Später hat mir meine Mutter erzählt, dass sie die Staatsbürgerschaft sogar beantragt hat. Sie wurde abgelehnt. Ich habe dann später verstanden, dass sowieso keine Doppelstaatsbürgerschaft möglich gewesen wäre – insofern wäre das keine schöne Vorstellung für uns. Ein Großteil unserer Vorfahren konnte damals mangels Visum nicht ausreisen. Wir würden deswegen sehr, sehr ungern unsere britischen Pässe aufgeben, vor allem jetzt:

wie könnte ich denn nach Brexit wieder zurückkehren um z.B. meine Eltern im Alter zu pflegen? Meine Mutter und ich waren beide erstaunt, dass Österreich so mit den Nachfahren von weiblichen Schoah-Überlebenden umgeht. Deutschland kann uns auch nicht helfen: Obwohl meine Großmutter nach dem Anschluss geflüchtet ist (d.h. eigentlich aus der deutschen Ostmark), wurde sie nach dem Krieg automatisch wieder zu Österreicherin gemacht.

Ich war deswegen positiv überrascht, als ich das Regierungsprogramm gelesen habe. Seite 33: Doppelstaatsbürgerschaft wird ermöglicht für Nachfahren der Opfer des Holocausts. März 2018 kam endlich ein Regierungsvorhaben darüber, allerdings war dort keine Rede davon, wann es zustande kommen würde und wie man die jetzige Diskriminierung gegen Nachfahren von Frauen korrigieren würde.
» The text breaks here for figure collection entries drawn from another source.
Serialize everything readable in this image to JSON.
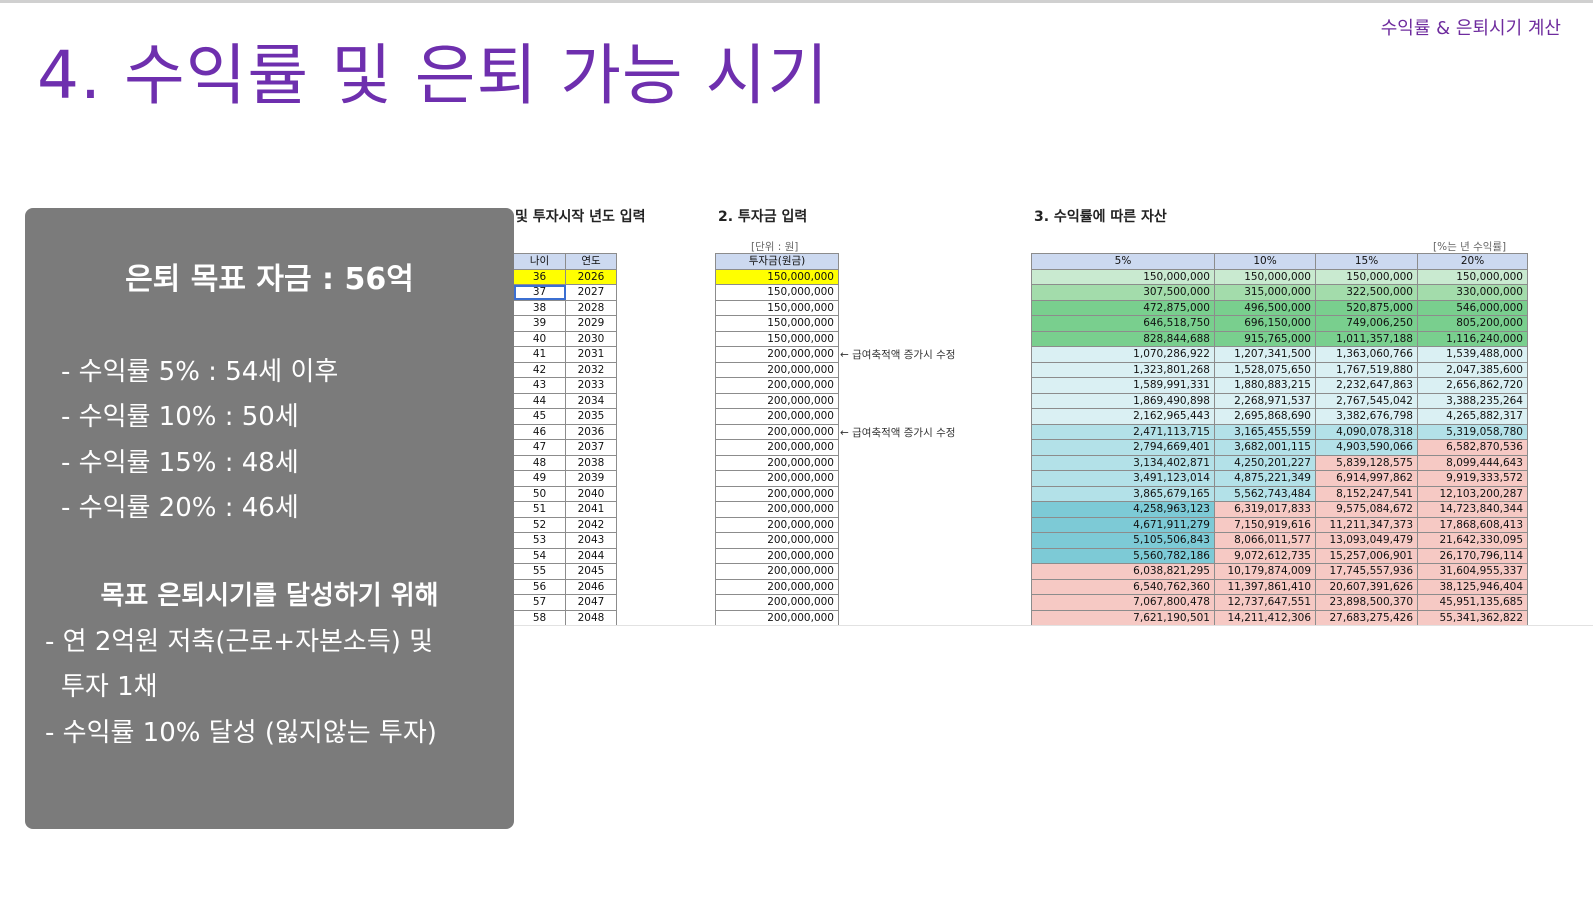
{
  "header": {
    "title": "4. 수익률 및 은퇴 가능 시기",
    "top_right": "수익률 & 은퇴시기 계산"
  },
  "summary_panel": {
    "title": "은퇴 목표 자금 : 56억",
    "lines": [
      "- 수익률   5% : 54세 이후",
      "- 수익률 10% : 50세",
      "- 수익률 15% : 48세",
      "- 수익률 20% : 46세"
    ],
    "subtitle": "목표 은퇴시기를 달성하기 위해",
    "goals": [
      "- 연 2억원 저축(근로+자본소득) 및",
      "  투자 1채",
      "- 수익률 10% 달성 (잃지않는 투자)"
    ]
  },
  "sheet": {
    "section1_title": "및 투자시작 년도 입력",
    "section2_title": "2. 투자금 입력",
    "section3_title": "3. 수익률에 따른 자산",
    "unit_label": "[단위 : 원]",
    "rate_label": "[%는 년 수익률]",
    "age_headers": [
      "나이",
      "연도"
    ],
    "invest_header": "투자금(원금)",
    "return_headers": [
      "5%",
      "10%",
      "15%",
      "20%"
    ],
    "note_text": "← 급여축적액 증가시 수정",
    "rows": [
      {
        "age": "36",
        "year": "2026",
        "invest": "150,000,000",
        "r5": "150,000,000",
        "r10": "150,000,000",
        "r15": "150,000,000",
        "r20": "150,000,000"
      },
      {
        "age": "37",
        "year": "2027",
        "invest": "150,000,000",
        "r5": "307,500,000",
        "r10": "315,000,000",
        "r15": "322,500,000",
        "r20": "330,000,000"
      },
      {
        "age": "38",
        "year": "2028",
        "invest": "150,000,000",
        "r5": "472,875,000",
        "r10": "496,500,000",
        "r15": "520,875,000",
        "r20": "546,000,000"
      },
      {
        "age": "39",
        "year": "2029",
        "invest": "150,000,000",
        "r5": "646,518,750",
        "r10": "696,150,000",
        "r15": "749,006,250",
        "r20": "805,200,000"
      },
      {
        "age": "40",
        "year": "2030",
        "invest": "150,000,000",
        "r5": "828,844,688",
        "r10": "915,765,000",
        "r15": "1,011,357,188",
        "r20": "1,116,240,000"
      },
      {
        "age": "41",
        "year": "2031",
        "invest": "200,000,000",
        "r5": "1,070,286,922",
        "r10": "1,207,341,500",
        "r15": "1,363,060,766",
        "r20": "1,539,488,000"
      },
      {
        "age": "42",
        "year": "2032",
        "invest": "200,000,000",
        "r5": "1,323,801,268",
        "r10": "1,528,075,650",
        "r15": "1,767,519,880",
        "r20": "2,047,385,600"
      },
      {
        "age": "43",
        "year": "2033",
        "invest": "200,000,000",
        "r5": "1,589,991,331",
        "r10": "1,880,883,215",
        "r15": "2,232,647,863",
        "r20": "2,656,862,720"
      },
      {
        "age": "44",
        "year": "2034",
        "invest": "200,000,000",
        "r5": "1,869,490,898",
        "r10": "2,268,971,537",
        "r15": "2,767,545,042",
        "r20": "3,388,235,264"
      },
      {
        "age": "45",
        "year": "2035",
        "invest": "200,000,000",
        "r5": "2,162,965,443",
        "r10": "2,695,868,690",
        "r15": "3,382,676,798",
        "r20": "4,265,882,317"
      },
      {
        "age": "46",
        "year": "2036",
        "invest": "200,000,000",
        "r5": "2,471,113,715",
        "r10": "3,165,455,559",
        "r15": "4,090,078,318",
        "r20": "5,319,058,780"
      },
      {
        "age": "47",
        "year": "2037",
        "invest": "200,000,000",
        "r5": "2,794,669,401",
        "r10": "3,682,001,115",
        "r15": "4,903,590,066",
        "r20": "6,582,870,536"
      },
      {
        "age": "48",
        "year": "2038",
        "invest": "200,000,000",
        "r5": "3,134,402,871",
        "r10": "4,250,201,227",
        "r15": "5,839,128,575",
        "r20": "8,099,444,643"
      },
      {
        "age": "49",
        "year": "2039",
        "invest": "200,000,000",
        "r5": "3,491,123,014",
        "r10": "4,875,221,349",
        "r15": "6,914,997,862",
        "r20": "9,919,333,572"
      },
      {
        "age": "50",
        "year": "2040",
        "invest": "200,000,000",
        "r5": "3,865,679,165",
        "r10": "5,562,743,484",
        "r15": "8,152,247,541",
        "r20": "12,103,200,287"
      },
      {
        "age": "51",
        "year": "2041",
        "invest": "200,000,000",
        "r5": "4,258,963,123",
        "r10": "6,319,017,833",
        "r15": "9,575,084,672",
        "r20": "14,723,840,344"
      },
      {
        "age": "52",
        "year": "2042",
        "invest": "200,000,000",
        "r5": "4,671,911,279",
        "r10": "7,150,919,616",
        "r15": "11,211,347,373",
        "r20": "17,868,608,413"
      },
      {
        "age": "53",
        "year": "2043",
        "invest": "200,000,000",
        "r5": "5,105,506,843",
        "r10": "8,066,011,577",
        "r15": "13,093,049,479",
        "r20": "21,642,330,095"
      },
      {
        "age": "54",
        "year": "2044",
        "invest": "200,000,000",
        "r5": "5,560,782,186",
        "r10": "9,072,612,735",
        "r15": "15,257,006,901",
        "r20": "26,170,796,114"
      },
      {
        "age": "55",
        "year": "2045",
        "invest": "200,000,000",
        "r5": "6,038,821,295",
        "r10": "10,179,874,009",
        "r15": "17,745,557,936",
        "r20": "31,604,955,337"
      },
      {
        "age": "56",
        "year": "2046",
        "invest": "200,000,000",
        "r5": "6,540,762,360",
        "r10": "11,397,861,410",
        "r15": "20,607,391,626",
        "r20": "38,125,946,404"
      },
      {
        "age": "57",
        "year": "2047",
        "invest": "200,000,000",
        "r5": "7,067,800,478",
        "r10": "12,737,647,551",
        "r15": "23,898,500,370",
        "r20": "45,951,135,685"
      },
      {
        "age": "58",
        "year": "2048",
        "invest": "200,000,000",
        "r5": "7,621,190,501",
        "r10": "14,211,412,306",
        "r15": "27,683,275,426",
        "r20": "55,341,362,822"
      }
    ],
    "colors": {
      "green_dark": "#79cf8e",
      "green_mid": "#a3dcab",
      "green_light": "#c9ead0",
      "teal_light": "#daf0f3",
      "teal_mid": "#b3e1e8",
      "teal_dark": "#7dcad6",
      "pink": "#f6c9c4",
      "header_blue": "#ccd9f0",
      "yellow": "#ffff00"
    }
  }
}
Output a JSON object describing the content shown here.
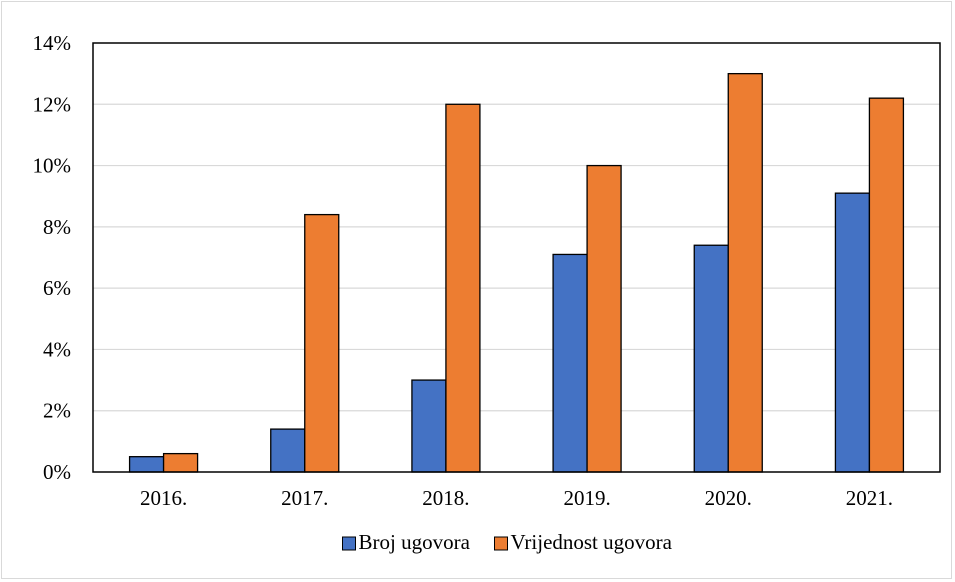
{
  "chart_data": {
    "type": "bar",
    "categories": [
      "2016.",
      "2017.",
      "2018.",
      "2019.",
      "2020.",
      "2021."
    ],
    "series": [
      {
        "name": "Broj ugovora",
        "color": "#4472C4",
        "values": [
          0.5,
          1.4,
          3.0,
          7.1,
          7.4,
          9.1
        ]
      },
      {
        "name": "Vrijednost ugovora",
        "color": "#ED7D31",
        "values": [
          0.6,
          8.4,
          12.0,
          10.0,
          13.0,
          12.2
        ]
      }
    ],
    "title": "",
    "xlabel": "",
    "ylabel": "",
    "ylim": [
      0,
      14
    ],
    "yticks": [
      "0%",
      "2%",
      "4%",
      "6%",
      "8%",
      "10%",
      "12%",
      "14%"
    ],
    "grid": true,
    "legend_position": "bottom"
  }
}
Ich schreibe Sie jetzt an, weil ich gesehen habe, dass der Innenausschuss am 14.2. zwei Oppositionsanträge zur Doppelstaatsbürgerschaft für Nachfahren der Opfer des Holocaust/Faschismus behandeln wird. Ich freue mich, dass diese Frage endlich auf die Tagesordnung kommt. Ich nehme aber an, beide Anträge werden vertagt oder abgelehnt werden, weil sie von Oppositionsparteien stammen. Ich habe auch Frau Dr. Kneissls Erklärung, dass Österreich zuerst teilweise aus dem Abkommen zur Vermeidung der Mehrstaatigkeit austreten muss, gelesen.

Ich möchte Sie erstens auf unseren Fall aufmerksam machen. Ja, es gibt uns. Zweitens möchte ich das BMEIA fragen, wie die Regierung hier vorgehen möchte. Wie lang wird die Gesetzesänderung voraussichtlich noch dauern? Brexit naht. Meine Mutter wird nicht jünger und ihr Ärger nicht weniger. Ich habe die Gesetzesentwürfe zu den in Österreich lebenden Briten im Fall eines ungeregelten Brexit gelesen und befürchte, dass ich als freiberufliche bei internationalen Organisationen sehr viele Probleme haben werde. Kolleginnen mit ähnlichen Arbeitsverhältnissen erzählen schon jetzt Horrorgeschichten darüber, wie sie die Bescheinigung des Daueraufenthaltes nicht bekommen oder tausende einzelne Tagesverträge einreichen müssen.

Ich würde sehr gerne wissen, wie die Verhandlungen am Donnerstag ausgehen und freue mich auf Ihre Antworten.